Amazingly vivid images. Grinding, repetitive sounds - mill wheel, spinning wheel. Brass and woodwind create peals of bells for the Royal Wedding, tense, scratching plucked strings creating the Miller's daughter's terror, trapped in a box trying to save her dad but knowing he's nuts. Rumpelstiltskin's music's suitably twisted, though not quite as harsh as it might be. But maybe that's because I sympathize with him (in this case her, played by Sarah Fahie). Rumpelstiltskin came to help, after all, he's the only honest one in this grasping lot. And he gets killed.
The acting is more exaggerated mime than dance. It could be perfect for enthusiastic sixth formers (though they couldn't do the music the way BCMG plays). But maybe that's the point, as my companion said. Maybe it's supposed to be silent movie melodrama, for these characters are cardboard, without depth, while Rumpelstiltskin has a background, though we don't know what it is. He's an outsider, living in the wild wood. Maybe he's lonely. The kid's worth more than gold to him. A parody of Mime and Siegfried?

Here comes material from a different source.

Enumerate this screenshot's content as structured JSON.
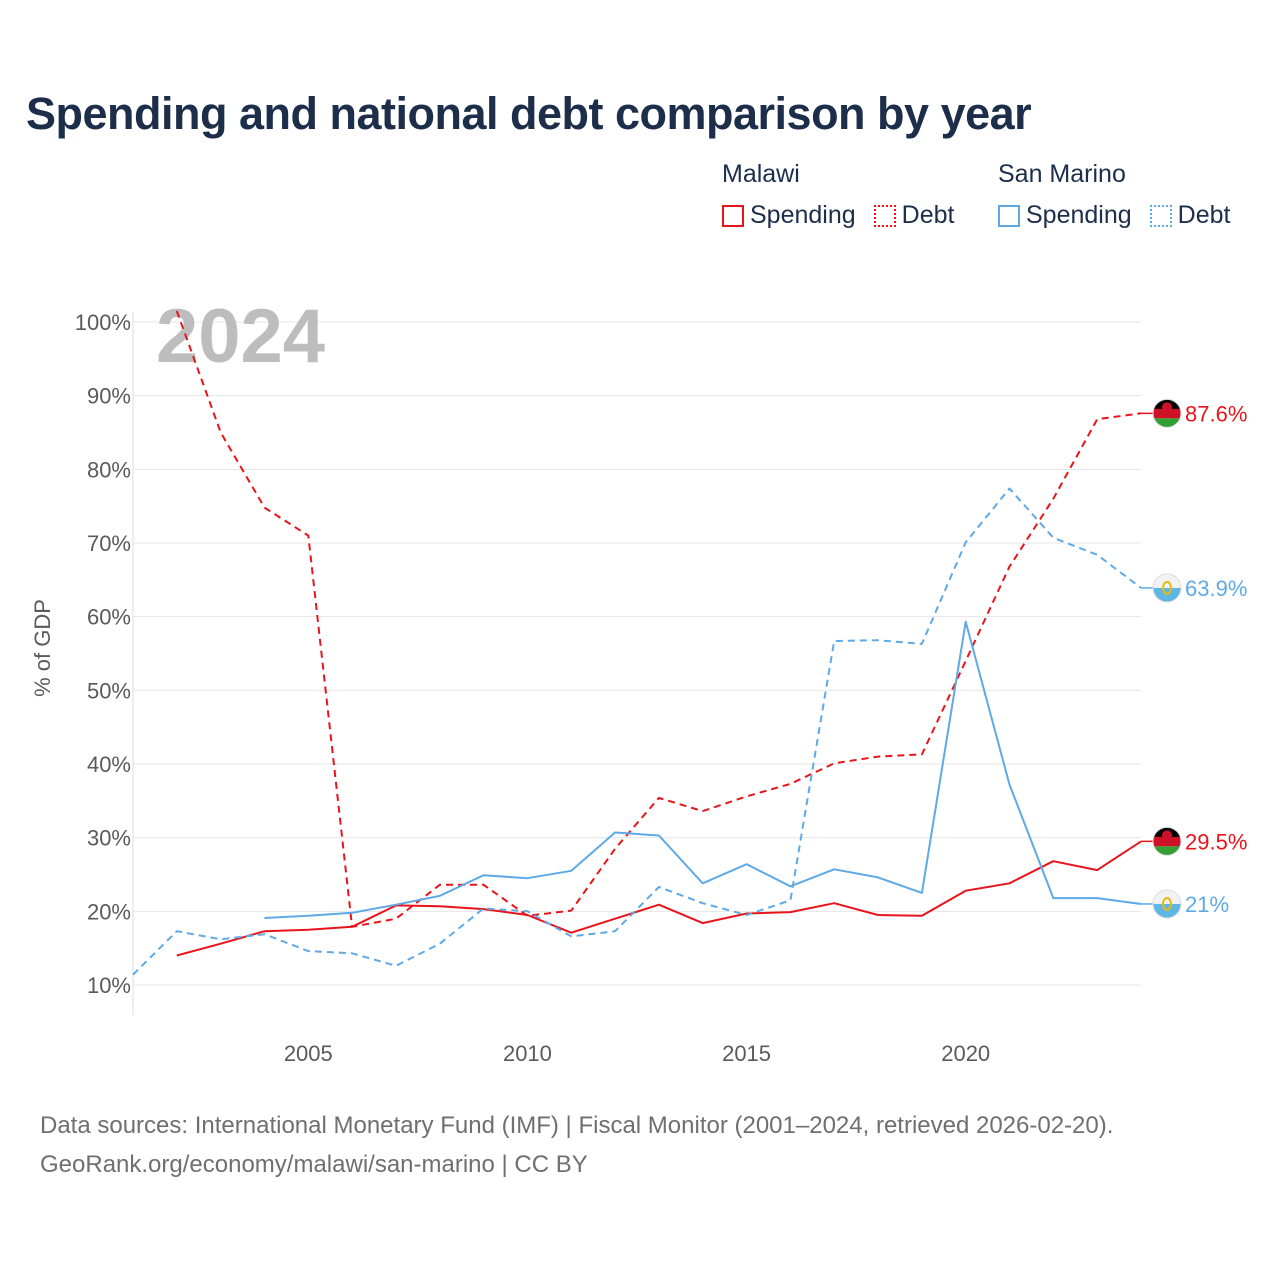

Anyway, the tale's picaresque. As my perceptive pal said, it's like L'histoire du soldat, overlaid with Rusalka. It will be very good on CD. Even if all that remains of the acting is the sound of pounding footsteps, that will work as part of the music.The percussion in this piece is made by human feet. Humble, like straw, but worthy.
Pity Rumpelstiltskin had to compete with George Benjamin's Into the Little Hill openiong at Aldeburgh on the same night. Both pieces are fairy tales with huge mythic possibilities. Benjamin's altogether in a higher stratosphere, There's enough gold in this music to make Rumpelstiltskin a keeper, And as for the straw, as I said, that too serves a valid purpose.